Kalbim hızla çarptı. Babama saldırmak mı? Onu yenmek mümkün müydü?

Ama tereddüt edemezdim. Hızla ileri atıldım. Yumruğum havayı yardı ve ona ulaşmadan önce bile, bir anda kendimi yerde buldum. Hızını bile görememiştim.

Babam başımda dikildi, gözleri sertti ama bu kez hafifçe gülümsedi.

“Daha çok yolun var, Dora,” dedi. “Ama bir gün… bir gün gerçekten güçlü olacaksın.”

Babamın yüzündeki hafif gülümseme, birkaç saniye içinde kaybolmuştu. O, zaferi kutlayan biri değildi. Öğretmek, eğitmek ve beni daha güçlü yapmak onun tek önceliğiydi.
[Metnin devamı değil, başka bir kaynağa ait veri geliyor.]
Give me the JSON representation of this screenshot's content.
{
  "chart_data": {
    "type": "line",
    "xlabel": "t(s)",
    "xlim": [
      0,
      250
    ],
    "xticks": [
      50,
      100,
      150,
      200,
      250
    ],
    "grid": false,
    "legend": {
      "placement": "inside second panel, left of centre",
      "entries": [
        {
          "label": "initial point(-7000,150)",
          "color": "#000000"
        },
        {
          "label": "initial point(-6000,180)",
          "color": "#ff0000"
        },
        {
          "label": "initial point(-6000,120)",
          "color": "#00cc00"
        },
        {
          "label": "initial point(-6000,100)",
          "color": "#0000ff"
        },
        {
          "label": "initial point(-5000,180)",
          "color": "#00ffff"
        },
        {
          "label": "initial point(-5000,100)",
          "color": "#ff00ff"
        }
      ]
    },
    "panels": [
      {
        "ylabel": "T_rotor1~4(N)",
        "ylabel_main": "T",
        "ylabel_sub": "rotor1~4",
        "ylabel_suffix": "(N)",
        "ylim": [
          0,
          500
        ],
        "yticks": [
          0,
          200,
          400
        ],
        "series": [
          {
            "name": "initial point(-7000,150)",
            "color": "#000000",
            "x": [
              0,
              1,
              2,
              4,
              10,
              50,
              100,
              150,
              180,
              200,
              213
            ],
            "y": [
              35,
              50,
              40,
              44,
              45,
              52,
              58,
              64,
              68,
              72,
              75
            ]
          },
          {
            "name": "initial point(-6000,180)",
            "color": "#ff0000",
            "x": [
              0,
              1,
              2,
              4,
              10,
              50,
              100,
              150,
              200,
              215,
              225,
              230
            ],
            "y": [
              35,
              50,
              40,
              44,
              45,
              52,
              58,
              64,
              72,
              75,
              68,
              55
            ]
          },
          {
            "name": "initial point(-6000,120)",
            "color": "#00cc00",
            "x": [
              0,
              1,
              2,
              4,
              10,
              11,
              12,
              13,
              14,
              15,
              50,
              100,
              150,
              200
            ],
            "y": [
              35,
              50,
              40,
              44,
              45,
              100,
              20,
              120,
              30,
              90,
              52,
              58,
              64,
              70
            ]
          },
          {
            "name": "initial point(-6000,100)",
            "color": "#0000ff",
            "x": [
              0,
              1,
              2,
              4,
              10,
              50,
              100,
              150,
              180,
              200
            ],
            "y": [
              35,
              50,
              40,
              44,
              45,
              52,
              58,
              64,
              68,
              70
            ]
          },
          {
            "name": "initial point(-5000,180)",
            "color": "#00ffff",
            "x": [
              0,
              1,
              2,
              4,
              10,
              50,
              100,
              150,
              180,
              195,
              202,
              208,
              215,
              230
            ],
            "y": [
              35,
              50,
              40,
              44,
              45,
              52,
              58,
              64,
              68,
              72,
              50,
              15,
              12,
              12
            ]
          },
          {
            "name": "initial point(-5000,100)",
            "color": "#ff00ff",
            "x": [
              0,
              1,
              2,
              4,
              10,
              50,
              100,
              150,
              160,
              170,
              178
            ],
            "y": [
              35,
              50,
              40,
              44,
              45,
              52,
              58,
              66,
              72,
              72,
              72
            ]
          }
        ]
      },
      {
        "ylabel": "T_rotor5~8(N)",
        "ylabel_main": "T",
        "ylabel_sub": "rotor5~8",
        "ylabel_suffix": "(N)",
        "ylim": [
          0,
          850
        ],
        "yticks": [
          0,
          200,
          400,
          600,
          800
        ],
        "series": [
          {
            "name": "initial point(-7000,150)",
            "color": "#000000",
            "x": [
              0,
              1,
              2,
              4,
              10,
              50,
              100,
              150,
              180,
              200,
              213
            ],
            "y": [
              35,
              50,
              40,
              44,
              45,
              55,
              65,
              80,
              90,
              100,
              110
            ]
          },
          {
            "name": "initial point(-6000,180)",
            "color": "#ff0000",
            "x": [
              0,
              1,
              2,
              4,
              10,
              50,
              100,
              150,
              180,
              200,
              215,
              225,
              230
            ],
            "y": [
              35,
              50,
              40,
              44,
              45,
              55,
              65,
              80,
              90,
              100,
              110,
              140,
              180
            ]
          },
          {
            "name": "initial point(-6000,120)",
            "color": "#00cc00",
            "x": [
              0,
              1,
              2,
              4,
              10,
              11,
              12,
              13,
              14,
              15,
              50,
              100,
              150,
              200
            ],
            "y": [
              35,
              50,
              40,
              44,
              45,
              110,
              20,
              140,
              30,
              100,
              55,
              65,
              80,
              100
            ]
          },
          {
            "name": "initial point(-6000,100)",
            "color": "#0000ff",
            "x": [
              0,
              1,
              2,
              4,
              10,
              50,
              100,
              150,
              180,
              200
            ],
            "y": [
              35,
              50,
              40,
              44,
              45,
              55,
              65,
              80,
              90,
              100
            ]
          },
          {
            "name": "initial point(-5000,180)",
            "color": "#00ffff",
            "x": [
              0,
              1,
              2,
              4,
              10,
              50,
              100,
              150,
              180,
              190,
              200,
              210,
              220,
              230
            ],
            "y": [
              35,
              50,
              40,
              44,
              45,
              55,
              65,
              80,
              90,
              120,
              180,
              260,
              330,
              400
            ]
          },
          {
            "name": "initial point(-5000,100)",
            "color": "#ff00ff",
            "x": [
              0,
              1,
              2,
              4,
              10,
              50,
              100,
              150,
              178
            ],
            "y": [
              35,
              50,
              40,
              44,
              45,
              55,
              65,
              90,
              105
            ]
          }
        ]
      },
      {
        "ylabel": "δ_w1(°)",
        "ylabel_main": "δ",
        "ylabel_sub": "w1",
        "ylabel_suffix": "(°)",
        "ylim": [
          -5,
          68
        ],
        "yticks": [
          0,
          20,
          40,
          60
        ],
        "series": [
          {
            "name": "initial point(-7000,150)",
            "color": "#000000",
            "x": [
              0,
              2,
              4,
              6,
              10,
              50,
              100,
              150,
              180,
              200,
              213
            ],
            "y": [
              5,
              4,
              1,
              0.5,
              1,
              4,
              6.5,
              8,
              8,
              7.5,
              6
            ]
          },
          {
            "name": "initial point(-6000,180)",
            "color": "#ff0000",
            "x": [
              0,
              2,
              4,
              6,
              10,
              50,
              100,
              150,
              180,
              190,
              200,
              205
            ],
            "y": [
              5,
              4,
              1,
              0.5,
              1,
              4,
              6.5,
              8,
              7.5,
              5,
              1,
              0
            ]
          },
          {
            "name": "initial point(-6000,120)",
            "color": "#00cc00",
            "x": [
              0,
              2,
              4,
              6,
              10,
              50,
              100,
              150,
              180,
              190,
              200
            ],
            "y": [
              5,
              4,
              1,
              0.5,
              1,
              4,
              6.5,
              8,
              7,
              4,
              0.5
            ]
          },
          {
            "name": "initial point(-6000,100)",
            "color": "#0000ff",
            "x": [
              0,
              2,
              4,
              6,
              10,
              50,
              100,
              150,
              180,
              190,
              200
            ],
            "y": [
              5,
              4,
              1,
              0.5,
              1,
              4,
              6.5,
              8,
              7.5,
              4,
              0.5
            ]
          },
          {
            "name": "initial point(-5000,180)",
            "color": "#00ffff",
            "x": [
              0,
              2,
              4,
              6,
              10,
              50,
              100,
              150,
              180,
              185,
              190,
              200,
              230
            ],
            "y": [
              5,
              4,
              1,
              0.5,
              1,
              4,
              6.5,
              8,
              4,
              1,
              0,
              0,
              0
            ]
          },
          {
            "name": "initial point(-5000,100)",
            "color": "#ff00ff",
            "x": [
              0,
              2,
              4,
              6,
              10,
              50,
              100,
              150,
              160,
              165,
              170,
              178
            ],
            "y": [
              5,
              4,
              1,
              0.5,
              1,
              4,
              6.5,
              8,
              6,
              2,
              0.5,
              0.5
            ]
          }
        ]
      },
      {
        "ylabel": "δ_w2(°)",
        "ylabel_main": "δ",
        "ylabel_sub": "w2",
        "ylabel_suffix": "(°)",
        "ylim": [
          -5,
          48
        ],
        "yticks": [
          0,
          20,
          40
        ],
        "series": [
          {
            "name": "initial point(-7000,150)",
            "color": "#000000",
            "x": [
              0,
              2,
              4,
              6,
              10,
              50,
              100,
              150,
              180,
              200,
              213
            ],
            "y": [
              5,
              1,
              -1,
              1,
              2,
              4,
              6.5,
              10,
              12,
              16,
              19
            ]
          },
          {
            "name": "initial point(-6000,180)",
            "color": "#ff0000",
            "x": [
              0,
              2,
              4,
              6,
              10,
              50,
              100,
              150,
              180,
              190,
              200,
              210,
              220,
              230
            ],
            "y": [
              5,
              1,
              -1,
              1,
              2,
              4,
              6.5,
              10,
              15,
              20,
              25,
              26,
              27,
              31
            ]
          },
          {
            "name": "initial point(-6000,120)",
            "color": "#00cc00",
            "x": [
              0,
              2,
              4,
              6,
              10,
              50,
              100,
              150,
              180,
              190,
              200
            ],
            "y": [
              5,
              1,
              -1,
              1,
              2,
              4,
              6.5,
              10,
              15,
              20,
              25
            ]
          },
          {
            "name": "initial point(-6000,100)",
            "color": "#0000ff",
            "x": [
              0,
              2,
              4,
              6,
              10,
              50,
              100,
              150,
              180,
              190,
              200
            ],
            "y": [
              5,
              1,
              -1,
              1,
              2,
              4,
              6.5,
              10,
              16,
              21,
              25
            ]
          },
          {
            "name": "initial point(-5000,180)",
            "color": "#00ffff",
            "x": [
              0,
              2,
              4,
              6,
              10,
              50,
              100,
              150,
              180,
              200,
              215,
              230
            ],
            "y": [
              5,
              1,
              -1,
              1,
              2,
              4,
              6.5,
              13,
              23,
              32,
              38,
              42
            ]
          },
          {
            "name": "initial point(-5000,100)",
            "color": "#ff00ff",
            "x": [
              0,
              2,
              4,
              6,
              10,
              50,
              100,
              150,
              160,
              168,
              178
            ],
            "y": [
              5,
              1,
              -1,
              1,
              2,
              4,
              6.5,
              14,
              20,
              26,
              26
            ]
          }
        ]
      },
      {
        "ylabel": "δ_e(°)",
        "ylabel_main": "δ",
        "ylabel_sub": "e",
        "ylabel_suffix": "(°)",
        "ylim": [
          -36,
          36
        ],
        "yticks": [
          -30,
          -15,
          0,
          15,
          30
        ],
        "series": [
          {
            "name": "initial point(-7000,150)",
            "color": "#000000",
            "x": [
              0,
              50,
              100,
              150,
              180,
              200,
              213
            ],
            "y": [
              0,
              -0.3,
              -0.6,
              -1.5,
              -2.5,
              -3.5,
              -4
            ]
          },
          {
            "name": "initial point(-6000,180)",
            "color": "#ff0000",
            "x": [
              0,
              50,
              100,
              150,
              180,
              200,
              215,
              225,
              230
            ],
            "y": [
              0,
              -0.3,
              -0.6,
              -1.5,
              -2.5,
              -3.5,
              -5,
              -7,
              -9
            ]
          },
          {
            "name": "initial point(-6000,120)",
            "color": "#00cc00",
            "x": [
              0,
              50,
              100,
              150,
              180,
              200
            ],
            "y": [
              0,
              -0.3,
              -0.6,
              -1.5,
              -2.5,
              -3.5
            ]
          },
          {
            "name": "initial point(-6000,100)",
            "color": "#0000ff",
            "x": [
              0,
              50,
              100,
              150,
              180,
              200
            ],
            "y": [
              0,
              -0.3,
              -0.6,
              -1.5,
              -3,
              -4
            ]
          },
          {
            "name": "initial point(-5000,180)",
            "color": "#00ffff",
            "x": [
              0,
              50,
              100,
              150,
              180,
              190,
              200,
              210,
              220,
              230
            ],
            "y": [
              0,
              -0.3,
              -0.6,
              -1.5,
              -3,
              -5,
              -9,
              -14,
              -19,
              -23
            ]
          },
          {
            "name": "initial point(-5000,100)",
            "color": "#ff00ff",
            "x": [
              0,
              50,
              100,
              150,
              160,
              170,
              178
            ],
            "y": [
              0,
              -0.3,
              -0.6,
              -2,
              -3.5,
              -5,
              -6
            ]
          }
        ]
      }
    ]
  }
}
Yavaşça geriye çekildi ve beni baştan aşağı süzdü. “Ayağa kalk,” dedi, sesi her zamanki gibi sertti.

Dişlerimi sıktım ve hızla ayağa kalktım. Düşmek, bir yenilgiydi. Ve babamın gözünde yenilgiye yer yoktu.

Tam önümde durdu ve derin bir nefes aldı. “Bugün sana dört temel kuralı öğreteceğim, Dora,” dedi. “Bunları unutursan, ölürsün.”

Yutkundum. Gözlerimi ondan ayırmadan başımı salladım.

Babam sağ elini kaldırdı ve bir parmağını havaya dikti.

“Birinci kural: Asla düşme.”

O an, yere serildiğim sayısız dövüşü düşündüm. Babamla her antrenmanda yere düşüyordum. Her defasında ayağa kalkmamı bekliyordu. Ama şimdi… Şimdi bunun nedenini gerçekten anlıyordum.

“Yere düştüğünde, savunmasızsın,” dedi. “Rakibin nefes almaya devam ederken, sen dizlerinin üzerinde kalamazsın. Yerde olan, ölüdür.”

Sertçe başımı salladım.

Babam ikinci parmağını kaldırdı.

“İkinci kural: Tereddüt etme.”

Gözlerimi kıstım. Bu, en çok zorlandığım şeylerden biriydi.

“Düşünmek önemlidir,” dedi babam. “Ama savaş alanında düşünmeye zaman yoktur. Eğer bir hamle yapmadan önce yüz kere düşünüyorsan, doksan dokuzuncusunda zaten ölmüşsündür.”

Tereddüt etmek… Kaybetmek demekti.

Babam üçüncü parmağını kaldırdı.

“Üçüncü kural: Rakibinin nefesini hisset.”

Bu kuralı daha önce duymuştum. Ama anlamam zaman almıştı.

“Sadece gözlerinle görme,” dedi babam. “Kulakların, kasların, içgüdülerin… Rakibin nefes alışını, kaslarının gerginliğini hisset. O saldırmadan önce bile nereye vuracağını bil.”

Onun bu sözleri üzerine, dikkatimi sadece gözlerimle değil, tüm bedenimle toplamaya çalıştım.

Sonunda babam dördüncü ve son parmağını kaldırdı.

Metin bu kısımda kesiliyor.